Hier, la petite soeur d’une de mes amies a vécu une rupture via Internet. Comme ça, sans prévenir, en un clic, toute une histoire fichue par terre, sans même se retourner sur le clavier. Ca m’a fait l’effet d’être vieille. Je suis pourtant toujours dans ma vingtaine (et la petite soeur en question aussi). Mais quand même. Je vous raconte. La jeune fille se connecte sur Facebook et là elle voit que son copain “is no longer listed as in a relationship”. A la décharge du copain en question, ce highlight lapidaire était accompagné d’un message tout aussi restrictif. En substance : “Je te quitte”. Ca a le mérite d’être clair mais il n’empêche, je trouve ça plutôt sordide, cette mise au point publique.

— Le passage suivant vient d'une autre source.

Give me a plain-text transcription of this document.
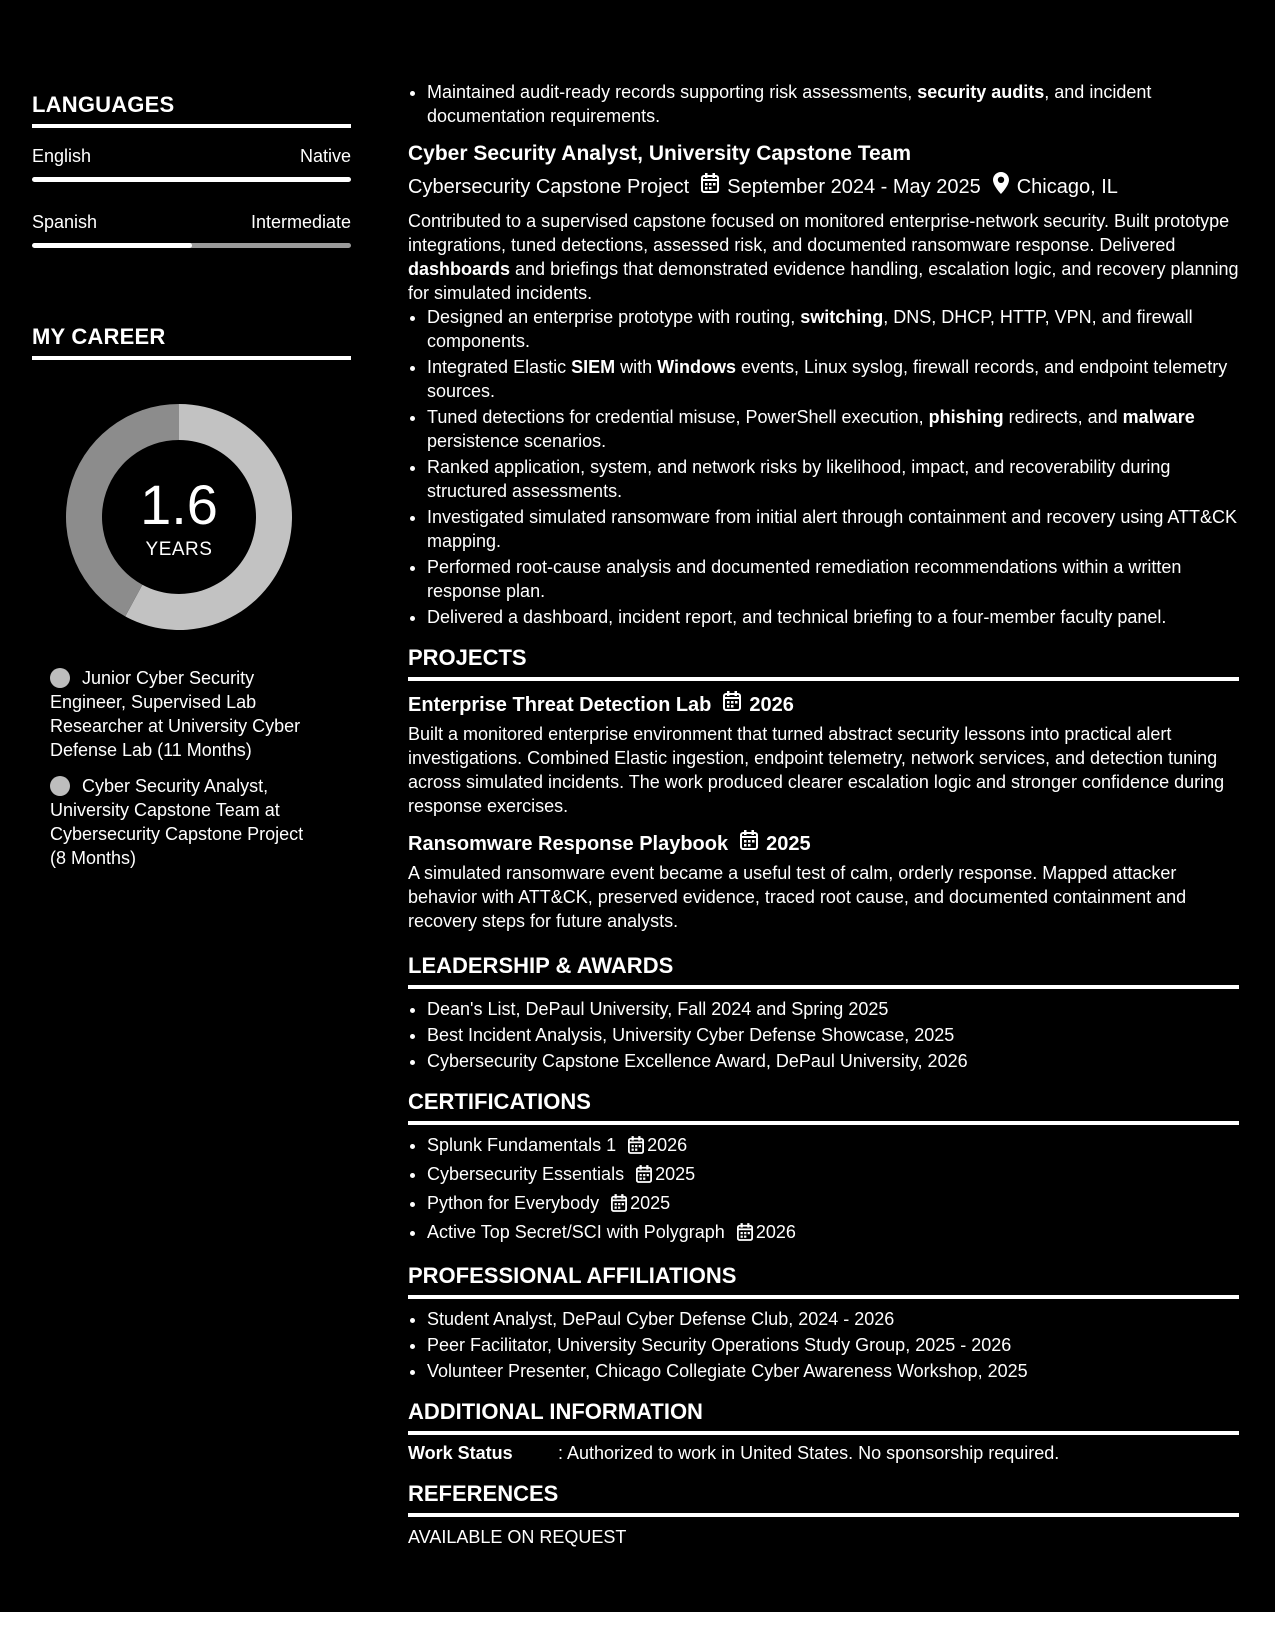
LANGUAGES
English	Native
Spanish	Intermediate
MY CAREER
1.6
YEARS
Junior Cyber Security Engineer, Supervised Lab Researcher at University Cyber Defense Lab (11 Months)
Cyber Security Analyst, University Capstone Team at Cybersecurity Capstone Project (8 Months)
• Maintained audit-ready records supporting risk assessments, security audits, and incident documentation requirements.
Cyber Security Analyst, University Capstone Team
Cybersecurity Capstone Project September 2024 - May 2025 Chicago, IL
Contributed to a supervised capstone focused on monitored enterprise-network security. Built prototype integrations, tuned detections, assessed risk, and documented ransomware response. Delivered dashboards and briefings that demonstrated evidence handling, escalation logic, and recovery planning for simulated incidents.
• Designed an enterprise prototype with routing, switching, DNS, DHCP, HTTP, VPN, and firewall components.
• Integrated Elastic SIEM with Windows events, Linux syslog, firewall records, and endpoint telemetry sources.
• Tuned detections for credential misuse, PowerShell execution, phishing redirects, and malware persistence scenarios.
• Ranked application, system, and network risks by likelihood, impact, and recoverability during structured assessments.
• Investigated simulated ransomware from initial alert through containment and recovery using ATT&CK mapping.
• Performed root-cause analysis and documented remediation recommendations within a written response plan.
• Delivered a dashboard, incident report, and technical briefing to a four-member faculty panel.
PROJECTS
Enterprise Threat Detection Lab 2026
Built a monitored enterprise environment that turned abstract security lessons into practical alert investigations. Combined Elastic ingestion, endpoint telemetry, network services, and detection tuning across simulated incidents. The work produced clearer escalation logic and stronger confidence during response exercises.
Ransomware Response Playbook 2025
A simulated ransomware event became a useful test of calm, orderly response. Mapped attacker behavior with ATT&CK, preserved evidence, traced root cause, and documented containment and recovery steps for future analysts.
LEADERSHIP & AWARDS
• Dean's List, DePaul University, Fall 2024 and Spring 2025
• Best Incident Analysis, University Cyber Defense Showcase, 2025
• Cybersecurity Capstone Excellence Award, DePaul University, 2026
CERTIFICATIONS
• Splunk Fundamentals 1 2026
• Cybersecurity Essentials 2025
• Python for Everybody 2025
• Active Top Secret/SCI with Polygraph 2026
PROFESSIONAL AFFILIATIONS
• Student Analyst, DePaul Cyber Defense Club, 2024 - 2026
• Peer Facilitator, University Security Operations Study Group, 2025 - 2026
• Volunteer Presenter, Chicago Collegiate Cyber Awareness Workshop, 2025
ADDITIONAL INFORMATION
Work Status	: Authorized to work in United States. No sponsorship required.
REFERENCES
AVAILABLE ON REQUEST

Quand je pense qu’il y a quelques années, quand j’étais encore au lycée (mon dieu, ça fait plus de dix ans), on piaillait dans la cour – entre deux leçons de philo censées nous ouvrir aux choses de la vie -, sur les sales types qui nous quittaient par SMS. Mais c’était un peu une période bénie, en fait. Au moins, la personne délaissée le savait avant les autres.
Enfin, vivre avec son temps, c’est peut-être ça.
Il en reste que cela pose un certain nombre de questions : les chansons d’amour, celles que l’on a toutes aimées (désolée pour tous les garçons que j’exclus et qui s’y reconnaîtront peut-être pourtant mais j’ai une furieuse envie d’être un peu sectaire, solidarité féminino-copine oblige) parleront-elles maintenant de ruptures numériques ? Si Serge Gainsbourg composait aujourd’hui “Je suis venu te dire que je m’en vais”, écrirait-il “Va voir sur Facebook ce qu’il en est. Je suis au regret de taper que je m’en vais” ? Les films de Christophe Honoré raconteront-ils des histoires de gens qui se quittent par ordinateurs interposés ?
Je ne le pense pas, rassurez-vous. Comme quoi, Internet ne peut pas toujours remplacer la “vraie” vie. Enfin, sur ce coup-là, j’espère.